ロシア国民は一度獲得した領土を容易には手放さない。日本との経済協力に意欲を持つプーチンが大統領に復帰したことは北方領土返還を目指す上で、絶交のチャンスともいえる。最後のチャンスかもしれない。
建前として4島返還の旗印を掲げ続けるのは良いが、あまり全島にこだわると何も帰ってこない。感情で突き進むナショナリズムは捨てなければならない。イルクーツク声明で2島返還をうたっており、今回森元首相とプーチン大統領の間でそのことを確認できた事は大きい。
安倍首相が次回訪問した際、確実に2島以上の返還について締結することが重要。
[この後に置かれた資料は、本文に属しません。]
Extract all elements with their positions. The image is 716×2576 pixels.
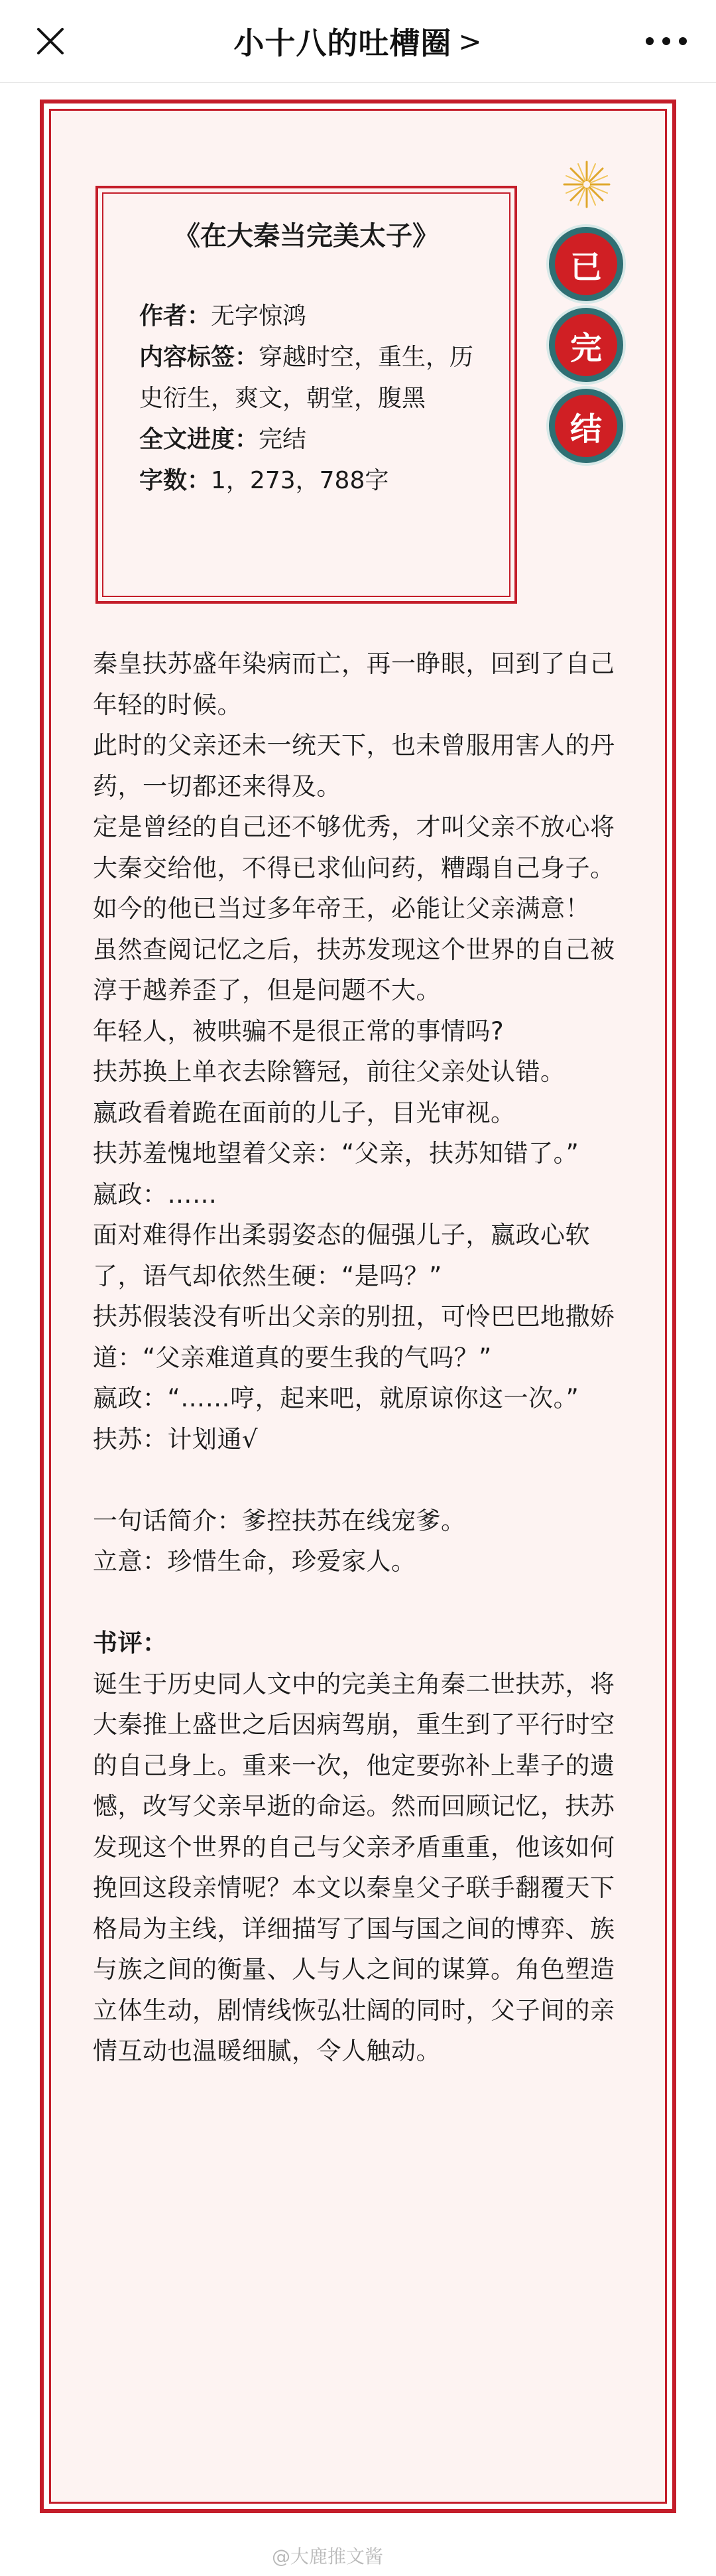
synopsis-paragraph: 扶苏羞愧地望着父亲：“父亲，扶苏知错了。”	[93, 1139, 579, 1168]
author-label: 作者：	[139, 303, 211, 330]
synopsis-paragraph: 年轻人，被哄骗不是很正常的事情吗?	[93, 1016, 505, 1046]
author-row	[139, 296, 484, 337]
chevron-right-icon: >	[458, 25, 483, 58]
progress-row	[139, 419, 484, 460]
synopsis-paragraph: 嬴政看着跪在面前的儿子，目光审视。	[93, 1098, 516, 1127]
book-meta	[139, 296, 484, 502]
review-text: 诞生于历史同人文中的完美主角秦二世扶苏，将大秦推上盛世之后因病驾崩，重生到了平行时空的自己身上。重来一次，他定要弥补上辈子的遗憾，改写父亲早逝的命运。然而回顾记忆，扶苏发现这个世界的自己与父亲矛盾重重，他该如何挽回这段亲情呢？本文以秦皇父子联手翻覆天下格局为主线，详细描写了国与国之间的博弈、族与族之间的衡量、人与人之间的谋算。角色塑造立体生动，剧情线恢弘壮阔的同时，父子间的亲情互动也温暖细腻，令人触动。	[93, 1669, 615, 2065]
article-body	[93, 644, 628, 2072]
progress-label: 全文进度：	[139, 426, 259, 453]
synopsis-paragraph: 扶苏换上单衣去除簪冠，前往父亲处认错。	[93, 1057, 566, 1086]
status-badge-1	[546, 224, 626, 304]
account-name: 小十八的吐槽圈	[233, 25, 452, 61]
more-options-icon[interactable]	[643, 32, 689, 50]
status-badge-2	[546, 305, 626, 385]
synopsis-paragraph: 定是曾经的自己还不够优秀，才叫父亲不放心将大秦交给他，不得已求仙问药，糟蹋自己身子。	[93, 813, 615, 882]
tags-label: 内容标签：	[139, 344, 259, 371]
watermark: @大鹿推文酱	[272, 2545, 384, 2567]
synopsis-paragraph: 此时的父亲还未一统天下，也未曾服用害人的丹药，一切都还来得及。	[93, 731, 615, 801]
book-info-box	[95, 186, 517, 604]
synopsis-paragraph: 如今的他已当过多年帝王，必能让父亲满意！	[93, 894, 590, 923]
synopsis-paragraph: 秦皇扶苏盛年染病而亡，再一睁眼，回到了自己年轻的时候。	[93, 649, 615, 719]
top-nav-bar	[0, 0, 716, 83]
review-label: 书评：	[93, 1629, 168, 1657]
words-row	[139, 460, 484, 502]
synopsis-paragraph: 扶苏假装没有听出父亲的别扭，可怜巴巴地撒娇道：“父亲难道真的要生我的气吗？”	[93, 1302, 615, 1372]
tags-row	[139, 337, 484, 419]
book-title: 《在大秦当完美太子》	[174, 221, 439, 251]
one-line-summary: 一句话简介：爹控扶苏在线宠爹。	[93, 1506, 466, 1535]
synopsis-paragraph: 扶苏：计划通√	[93, 1424, 259, 1454]
synopsis-paragraph: 嬴政：……	[93, 1180, 217, 1209]
status-badge-char: 已	[555, 233, 617, 295]
words-value: 1，273，788字	[211, 467, 389, 494]
status-badge-char: 结	[555, 395, 617, 457]
synopsis-paragraph: 虽然查阅记忆之后，扶苏发现这个世界的自己被淳于越养歪了，但是问题不大。	[93, 935, 615, 1004]
firework-icon	[560, 158, 613, 211]
account-title[interactable]	[0, 0, 716, 82]
progress-value: 完结	[259, 426, 307, 453]
words-label: 字数：	[139, 467, 211, 494]
status-badge-char: 完	[555, 314, 617, 376]
status-badge-3	[546, 386, 626, 466]
synopsis-paragraph: 面对难得作出柔弱姿态的倔强儿子，嬴政心软了，语气却依然生硬：“是吗？”	[93, 1221, 590, 1290]
intent-line: 立意：珍惜生命，珍爱家人。	[93, 1547, 416, 1576]
author-value: 无字惊鸿	[211, 303, 307, 330]
synopsis-paragraph: 嬴政：“……哼，起来吧，就原谅你这一次。”	[93, 1384, 579, 1412]
tags-value: 穿越时空，重生，历史衍生，爽文，朝堂，腹黑	[139, 344, 474, 412]
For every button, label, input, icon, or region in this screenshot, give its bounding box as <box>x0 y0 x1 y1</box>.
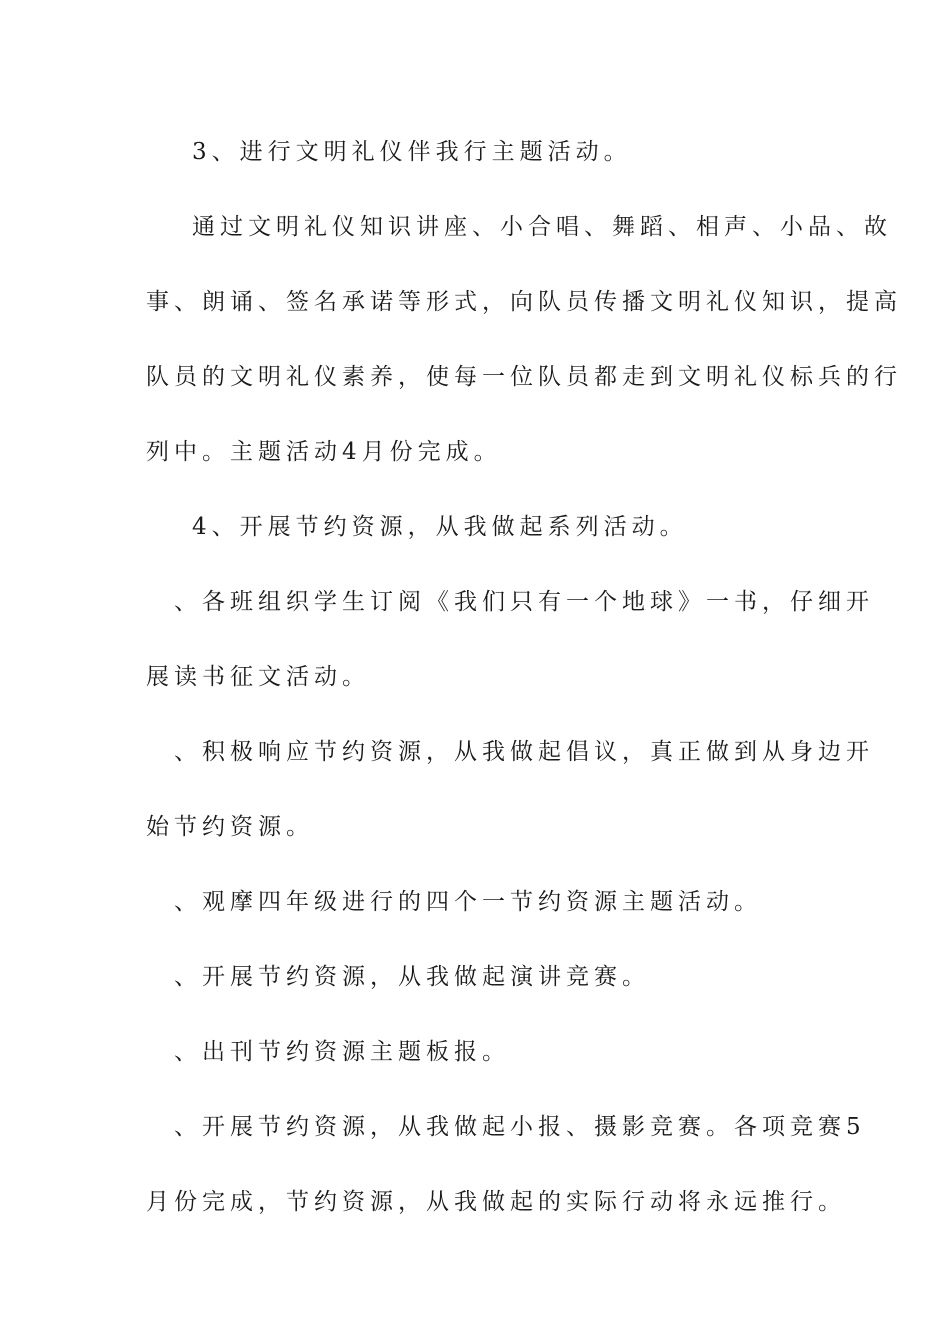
paragraph-line: 通过文明礼仪知识讲座、小合唱、舞蹈、相声、小品、故 <box>192 214 892 240</box>
list-item-line: 、各班组织学生订阅《我们只有一个地球》一书，仔细开 <box>174 589 874 615</box>
list-item-line: 展读书征文活动。 <box>146 664 370 690</box>
paragraph-line: 列中。主题活动4月份完成。 <box>146 439 502 465</box>
paragraph-line: 事、朗诵、签名承诺等形式，向队员传播文明礼仪知识，提高 <box>146 289 902 315</box>
section-heading-3: 3、进行文明礼仪伴我行主题活动。 <box>192 139 632 165</box>
list-item-line: 、积极响应节约资源，从我做起倡议，真正做到从身边开 <box>174 739 874 765</box>
section-heading-4: 4、开展节约资源，从我做起系列活动。 <box>192 514 688 540</box>
list-item-line: 月份完成，节约资源，从我做起的实际行动将永远推行。 <box>146 1189 846 1215</box>
list-item-line: 、开展节约资源，从我做起演讲竞赛。 <box>174 964 650 990</box>
list-item-line: 、观摩四年级进行的四个一节约资源主题活动。 <box>174 889 762 915</box>
list-item-line: 始节约资源。 <box>146 814 314 840</box>
list-item-line: 、开展节约资源，从我做起小报、摄影竞赛。各项竞赛5 <box>174 1114 866 1140</box>
paragraph-line: 队员的文明礼仪素养，使每一位队员都走到文明礼仪标兵的行 <box>146 364 902 390</box>
list-item-line: 、出刊节约资源主题板报。 <box>174 1039 510 1065</box>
3島返還の話も出ているが、ここは欲張らない。私は2島返還、残り2島はビザで日本人往来可能などの条件を獲得し継続協議で十分だと考える。
歯舞色丹には長期間ロシア人が住んでいる。彼らの生活や安全を守らなければならないし、経済発展を進めなければならない。残りの2島はロシア人をして「成程、日本に返還したほうが良いのだな」と思わせるような経済実績、友好関係を実現させた上での事だろう。
過去の記憶から日ソ不可侵条約の一方的な破棄と侵略などがあり、国内ではロシアに対する不信感が強い。双方が不信感を持っている状況では何事も進まない。実際的な交流を高めて、相乗効果を生む経済協力や文化創造ができないか。
私は何よりも中国との関係が一触即発の状態に悪化し、韓国とも良好とは言えない中で、ロシアとの協力関係が前進することは、極めて戦略的な意味が大きいと思う。ミクロでカッカせず、マクロを見るべきだ。